Iban Isong: An Efik Indigenous Juridical Tool for Gender Justice in Southeastern Nigeria
Keywords:
Iban Isong, Efik indigenous law, gender justice, Southeastern Nigeria, Efik traditional societyAbstract
This paper examines Iban Isong (literally “Women of the Land”), a precolonial Efik indigenous institution from the Cross River region of Southeastern Nigeria, as a dynamic mechanism for redressing gendered violence, economic marginalisation, and social injustice. Drawing on oral interviews conducted with Efik elders and women leaders in Calabar, as well as secondary sources including archival materials and scholarly publications, the study argues that Iban Isong functioned as a parallel juridical assembly that exercised binding moral and social authority over both female and male community members. Unlike male-dominated Ekpe and other secret societies, Iban Isong wielded collective sanctions including public naming, ritual boycott, and the confiscation of household resources to punish wife battery, marital dispossession, and the exclusion of women from land inheritance. The paper challenges colonial and neotraditional narratives that depict precolonial Efik and Ibibio societies as uniformly patriarchal. Instead, it demonstrates how Iban Isong represents a distinctive form of negotiated gender justice that holds critical lessons for contemporary legal pluralism.
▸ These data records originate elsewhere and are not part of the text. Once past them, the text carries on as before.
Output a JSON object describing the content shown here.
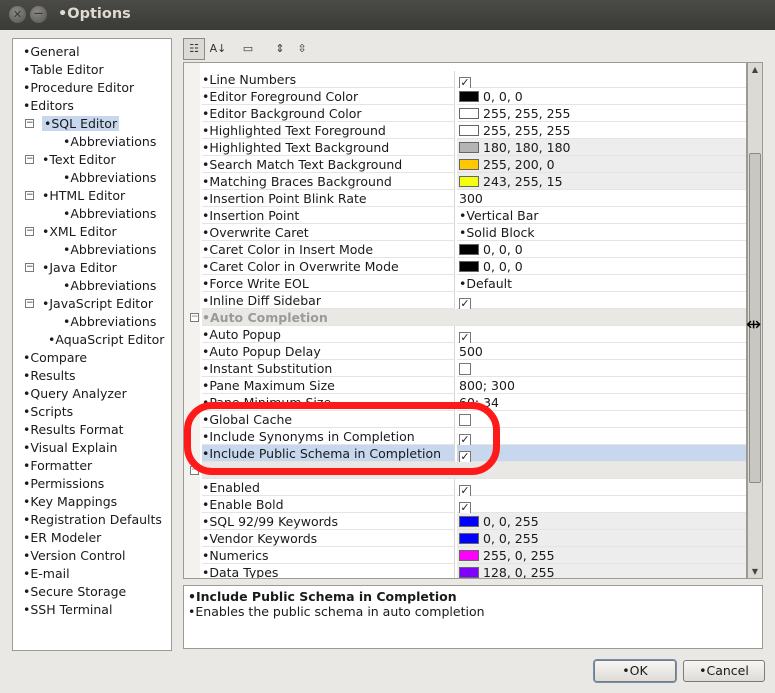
{
  "window": {
    "title": "•Options"
  },
  "tree": [
    {
      "label": "•General",
      "indent": 0
    },
    {
      "label": "•Table Editor",
      "indent": 0
    },
    {
      "label": "•Procedure Editor",
      "indent": 0
    },
    {
      "label": "•Editors",
      "indent": 0
    },
    {
      "label": "•SQL Editor",
      "indent": 1,
      "toggle": true,
      "selected": true
    },
    {
      "label": "•Abbreviations",
      "indent": 2
    },
    {
      "label": "•Text Editor",
      "indent": 1,
      "toggle": true
    },
    {
      "label": "•Abbreviations",
      "indent": 2
    },
    {
      "label": "•HTML Editor",
      "indent": 1,
      "toggle": true
    },
    {
      "label": "•Abbreviations",
      "indent": 2
    },
    {
      "label": "•XML Editor",
      "indent": 1,
      "toggle": true
    },
    {
      "label": "•Abbreviations",
      "indent": 2
    },
    {
      "label": "•Java Editor",
      "indent": 1,
      "toggle": true
    },
    {
      "label": "•Abbreviations",
      "indent": 2
    },
    {
      "label": "•JavaScript Editor",
      "indent": 1,
      "toggle": true
    },
    {
      "label": "•Abbreviations",
      "indent": 2
    },
    {
      "label": "•AquaScript Editor",
      "indent": 3
    },
    {
      "label": "•Compare",
      "indent": 0
    },
    {
      "label": "•Results",
      "indent": 0
    },
    {
      "label": "•Query Analyzer",
      "indent": 0
    },
    {
      "label": "•Scripts",
      "indent": 0
    },
    {
      "label": "•Results Format",
      "indent": 0
    },
    {
      "label": "•Visual Explain",
      "indent": 0
    },
    {
      "label": "•Formatter",
      "indent": 0
    },
    {
      "label": "•Permissions",
      "indent": 0
    },
    {
      "label": "•Key Mappings",
      "indent": 0
    },
    {
      "label": "•Registration Defaults",
      "indent": 0
    },
    {
      "label": "•ER Modeler",
      "indent": 0
    },
    {
      "label": "•Version Control",
      "indent": 0
    },
    {
      "label": "•E-mail",
      "indent": 0
    },
    {
      "label": "•Secure Storage",
      "indent": 0
    },
    {
      "label": "•SSH Terminal",
      "indent": 0
    }
  ],
  "toolbar": {
    "categorized_icon": "categorized-icon",
    "alphabetical_icon": "sort-alpha-icon",
    "description_icon": "description-icon",
    "expand_icon": "expand-all-icon",
    "collapse_icon": "collapse-all-icon"
  },
  "properties": [
    {
      "key": "•Line Numbers",
      "type": "check",
      "checked": true
    },
    {
      "key": "•Editor Foreground Color",
      "type": "color",
      "color": "#000000",
      "value": "0, 0, 0"
    },
    {
      "key": "•Editor Background Color",
      "type": "color",
      "color": "#ffffff",
      "value": "255, 255, 255"
    },
    {
      "key": "•Highlighted Text Foreground",
      "type": "color",
      "color": "#ffffff",
      "value": "255, 255, 255"
    },
    {
      "key": "•Highlighted Text Background",
      "type": "color",
      "color": "#b4b4b4",
      "value": "180, 180, 180"
    },
    {
      "key": "•Search Match Text Background",
      "type": "color",
      "color": "#ffc800",
      "value": "255, 200, 0"
    },
    {
      "key": "•Matching Braces Background",
      "type": "color",
      "color": "#f3ff0f",
      "value": "243, 255, 15"
    },
    {
      "key": "•Insertion Point Blink Rate",
      "type": "text",
      "value": "300"
    },
    {
      "key": "•Insertion Point",
      "type": "text",
      "value": "•Vertical Bar"
    },
    {
      "key": "•Overwrite Caret",
      "type": "text",
      "value": "•Solid Block"
    },
    {
      "key": "•Caret Color in Insert Mode",
      "type": "color",
      "color": "#000000",
      "value": "0, 0, 0"
    },
    {
      "key": "•Caret Color in Overwrite Mode",
      "type": "color",
      "color": "#000000",
      "value": "0, 0, 0"
    },
    {
      "key": "•Force Write EOL",
      "type": "text",
      "value": "•Default"
    },
    {
      "key": "•Inline Diff Sidebar",
      "type": "check",
      "checked": true
    },
    {
      "key": "•Auto Completion",
      "type": "category"
    },
    {
      "key": "•Auto Popup",
      "type": "check",
      "checked": true
    },
    {
      "key": "•Auto Popup Delay",
      "type": "text",
      "value": "500"
    },
    {
      "key": "•Instant Substitution",
      "type": "check",
      "checked": false
    },
    {
      "key": "•Pane Maximum Size",
      "type": "text",
      "value": "800; 300"
    },
    {
      "key": "•Pane Minimum Size",
      "type": "text",
      "value": "60; 34"
    },
    {
      "key": "•Global Cache",
      "type": "check",
      "checked": false
    },
    {
      "key": "•Include Synonyms in Completion",
      "type": "check",
      "checked": true
    },
    {
      "key": "•Include Public Schema in Completion",
      "type": "check",
      "checked": true,
      "selected": true
    },
    {
      "key": "",
      "type": "category"
    },
    {
      "key": "•Enabled",
      "type": "check",
      "checked": true
    },
    {
      "key": "•Enable Bold",
      "type": "check",
      "checked": true
    },
    {
      "key": "•SQL 92/99 Keywords",
      "type": "color",
      "color": "#0000ff",
      "value": "0, 0, 255"
    },
    {
      "key": "•Vendor Keywords",
      "type": "color",
      "color": "#0000ff",
      "value": "0, 0, 255"
    },
    {
      "key": "•Numerics",
      "type": "color",
      "color": "#ff00ff",
      "value": "255, 0, 255"
    },
    {
      "key": "•Data Types",
      "type": "color",
      "color": "#8000ff",
      "value": "128, 0, 255"
    }
  ],
  "description": {
    "title": "•Include Public Schema in Completion",
    "text": "•Enables the public schema in auto completion"
  },
  "buttons": {
    "ok": "•OK",
    "cancel": "•Cancel"
  }
}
The findings suggest that revitalising deliberative elements of Iban Isong, while addressing its historical limitations, could inform community-based paralegal interventions in rural Southeastern Nigeria. By recovering this Efik word-concept as a living heritage of indigenous jurisprudence, the paper contributes to global debates on decolonising gender justice, legal pluralism, and the heritage of resistance in Africa.